Cinq ans de prison ferme, peine maximum, "exemplaire et dissuasive", ont été requis mercredi en appel contre l'ancien trader Jérôme Kerviel, à qui la Société Générale réclame par ailleurs 4,9 milliards d'euros de dommages et intérêts pour la perte subie début 2008.
En première instance, en 2010, il avait été condamné à cinq ans de prison dont trois ferme, ainsi qu'à ces dommages et intérêts astronomiques, à hauteur de la perte dont il avait été jugé seul responsable. Cinq ans, dont quatre ferme, avaient alors été requis par le procureur.
Dans un réquisitoire de trois heures, l'avocat général Dominique Gaillardot a estimé que la responsabilité pénale de l'ancien trader ne saurait être atténuée par les "défaillances" avérées de la Société Générale, particulièrement en matière de contrôles. Pas plus que par l'environnement du monde de la finance et de ses traders.
"Ni le système, ni aucune banque, n'ont besoin d'un trader comme Monsieur Kerviel", a estimé M. Gaillardot, le qualifiant de "pervers et manipulateur".
Assis au premier rang, costume sombre et chemise blanche, Jérôme Kerviel écoutait sans ciller, prenait des notes.
"La justice ne saurait tolérer que certains abusent des faiblesses des systèmes pour mieux les tromper", a dit l'avocat général, appelant la cour à prononcer "une décision exemplaire et dissuasive".
Sur l'aspect des dommages et intérêts, il a rappelé qu'il ne lui appartenait pas de se prononcer. Mais en l'état actuel du droit, la cour ne peut qu'indemniser la banque du montant total du préjudice s'il est avéré, a-t-il dit, tout en constatant que la jurisprudence pouvait évoluer.
Confiance trahie
Il est reproché à l'ancien trader d'avoir pris à l'insu de sa hiérarchie pour des dizaines de milliards d'euros de positions spéculatives sur des indices boursiers, dissimulées par des opérations fictives, de faux courriels et des déclarations mensongères.
S'il n'a jamais nié avoir perdu le sens des réalités, le prévenu affirme en revanche que ses supérieurs savaient ce qu'il faisait et l'encourageaient même à prendre des risques. Ce que tous ont nié catégoriquement.
Lors de son procès en appel, il est allé plus loin, en se disant victime d'une machination : la Société Générale l'aurait utilisé comme fusible pour masquer ses pertes dues aux "subprimes", les crédits hypothécaires américains à l'origine d'une crise financière mondiale en 2008.
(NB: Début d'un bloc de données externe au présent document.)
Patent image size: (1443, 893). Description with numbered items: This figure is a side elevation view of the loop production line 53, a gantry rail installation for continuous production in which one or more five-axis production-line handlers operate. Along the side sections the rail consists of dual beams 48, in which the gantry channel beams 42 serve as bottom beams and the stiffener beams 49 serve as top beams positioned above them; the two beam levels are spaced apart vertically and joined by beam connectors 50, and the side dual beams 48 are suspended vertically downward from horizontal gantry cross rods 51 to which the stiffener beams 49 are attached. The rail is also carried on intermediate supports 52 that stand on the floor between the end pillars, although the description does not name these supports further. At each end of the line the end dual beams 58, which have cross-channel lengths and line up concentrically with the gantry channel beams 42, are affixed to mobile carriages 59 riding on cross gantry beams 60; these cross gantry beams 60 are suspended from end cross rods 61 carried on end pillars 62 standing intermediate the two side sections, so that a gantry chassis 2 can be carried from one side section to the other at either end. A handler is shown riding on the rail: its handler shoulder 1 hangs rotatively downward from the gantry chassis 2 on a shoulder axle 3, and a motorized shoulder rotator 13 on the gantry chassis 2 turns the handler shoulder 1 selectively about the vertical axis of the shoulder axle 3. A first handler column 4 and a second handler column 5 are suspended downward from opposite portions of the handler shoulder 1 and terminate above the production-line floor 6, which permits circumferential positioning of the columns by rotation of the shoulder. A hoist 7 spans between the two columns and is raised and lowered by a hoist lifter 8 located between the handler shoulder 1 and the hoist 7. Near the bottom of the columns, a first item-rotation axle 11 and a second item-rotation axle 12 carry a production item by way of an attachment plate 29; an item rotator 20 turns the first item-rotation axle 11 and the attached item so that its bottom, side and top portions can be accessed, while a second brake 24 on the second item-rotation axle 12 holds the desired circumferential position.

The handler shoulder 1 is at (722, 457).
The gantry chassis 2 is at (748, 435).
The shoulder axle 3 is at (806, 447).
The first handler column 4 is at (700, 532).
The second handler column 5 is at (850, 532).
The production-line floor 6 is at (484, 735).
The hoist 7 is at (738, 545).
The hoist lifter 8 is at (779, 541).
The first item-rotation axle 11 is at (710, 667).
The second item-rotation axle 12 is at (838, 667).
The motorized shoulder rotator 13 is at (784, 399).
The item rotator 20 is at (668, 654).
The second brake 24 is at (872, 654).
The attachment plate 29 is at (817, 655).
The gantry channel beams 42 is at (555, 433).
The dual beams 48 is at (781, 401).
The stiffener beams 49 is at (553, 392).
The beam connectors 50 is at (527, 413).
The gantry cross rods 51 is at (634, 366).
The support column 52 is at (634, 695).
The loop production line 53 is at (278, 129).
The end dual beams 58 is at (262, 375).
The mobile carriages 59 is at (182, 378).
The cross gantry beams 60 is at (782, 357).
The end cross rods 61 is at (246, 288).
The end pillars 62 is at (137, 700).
L'accusation a pourfendu cette thèse, "ce joker brandi en dernier secours", et énuméré les "constantes" dans la manière de procéder de Jérôme Kerviel.
Il "dissimulait" le risque "dans toutes les circonstances", "adaptait" ses réponses en fonction des interrogations des services de contrôle, allait "jusqu'à faire des faux courriels" pour dissimuler ses gigantesques prises de positions...
A de nombreuses reprises, "il a manqué à son obligation de loyauté et de transparence", a accusé l'avocat général. "La confiance que mettaient la banque et la chaîne hiérarchique dans son trader a été trahie", a-t-il dit.
Selon lui, les trois infractions pour lesquelles est poursuivi Jérôme Kerviel - "abus de confiance", "faux et usage de faux", "introduction frauduleuse" de données dans le système informatique de la banque - sont amplement constituées.
A la clôture des débats jeudi soir, Jérôme Kerviel avait affirmé sa "confiance dans la justice" et espéré la fin du "calvaire", en affirmant que l'argent n'était pas un "moteur" pour lui.
Entamé le 4 juin, son procès en appel s'achèvera jeudi avec la plaidoirie de la défense, conduite par Me David Koubbi. La cour mettra ensuite sa décision en délibéré.